Un aperçu des intraduisibles du Vocabulaire européen des philosophies (sous la direction de Barbara Cassin, éd. du Seuil / Le Robert).
Lucas Cranach l'Ancien (1472-1553), Adam et Ève.
L’illusion d’une langue universelle et univoque
Revenons au mythe de Babel, évoqué en introduction : « une seule langue et les mêmes mots »… L’idée que la dispersion des langages était le symbole de la dispersion des peuples et que celle-ci pouvait être à l’origine de conflits et de guerres a durablement marqué les esprits. Elle est en partie à l’origine de la création de langues internationales artificelles, comme l’espéranto ou le volapük.

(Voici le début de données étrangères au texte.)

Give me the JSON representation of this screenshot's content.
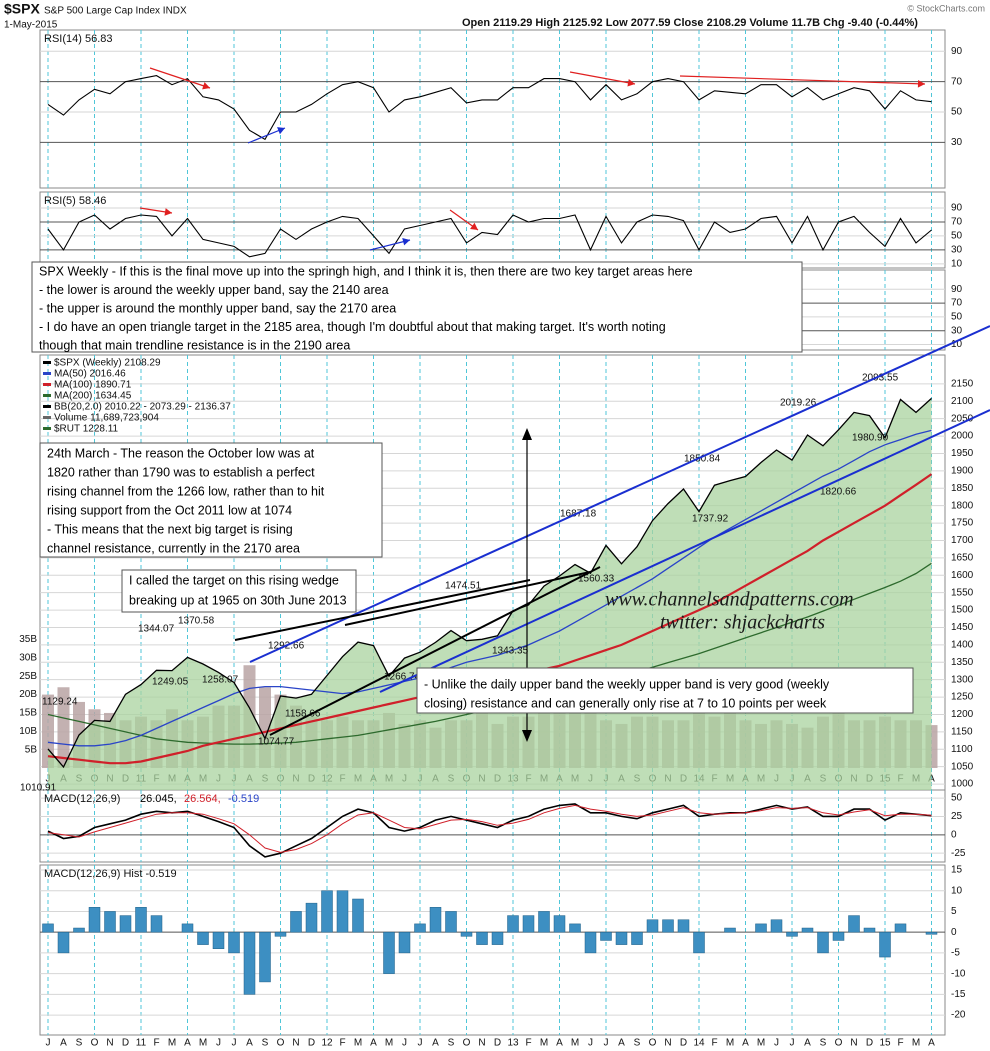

L’hypothèse d’une langue adamique, originelle, antérieure à l’épisode de Babel, a aussi longtemps passionné les érudits. Comme l’indique Jacques Bolo à propos des recherches de Maurice Olender sur les « langues du Paradis » : « Dans un contexte chrétien qui voyait la Bible comme le texte résumant réellement l'histoire du monde et de l'humanité, la question se posait naturellement de savoir si l'hébreu était la langue du Paradis, déjà avec saint Augustin (354-430), ou si c'était un proto-hébreu avec Leibniz (1646-1716). Olender précise qu'à cette dernière époque, les débuts d'une analyse linguistique jouent sur les étymologies délirantes des langues européennes pour revendiquer cette primauté paradisiaque. En 1688, le Suédois Andréas Kempe (1622-1689), s'amuse de ces fantasmes nationalistes dans son livre titré précisément Les Langues du Paradis (p. 14). Maurice Olender rappelle aussi que Les Nouveaux essais sur l'entendement humain (Livre III, chap. 1) de Leibniz mentionnaient déjà l'étude, depuis la Renaissance, de traits primitifs de la langue germanique issus d'une langue qui pourrait être antérieure à l'hébreu. C'est cette « idée d'un idiome ancestral commun aux langues européennes [qui] provoque, entre le XVIe et le XVIIIe siècle, la conception d'un prototype abstrait qui trouve, au siècle suivant, sa forme achevée dans l'hypothèse indo-européenne ». Cette hypothèse « indo-europénne » trouvera au XXe siècle un sinistre débouché dans les doctrines de la supériorité de la race aryenne qui ont ensanglanté l’Europe.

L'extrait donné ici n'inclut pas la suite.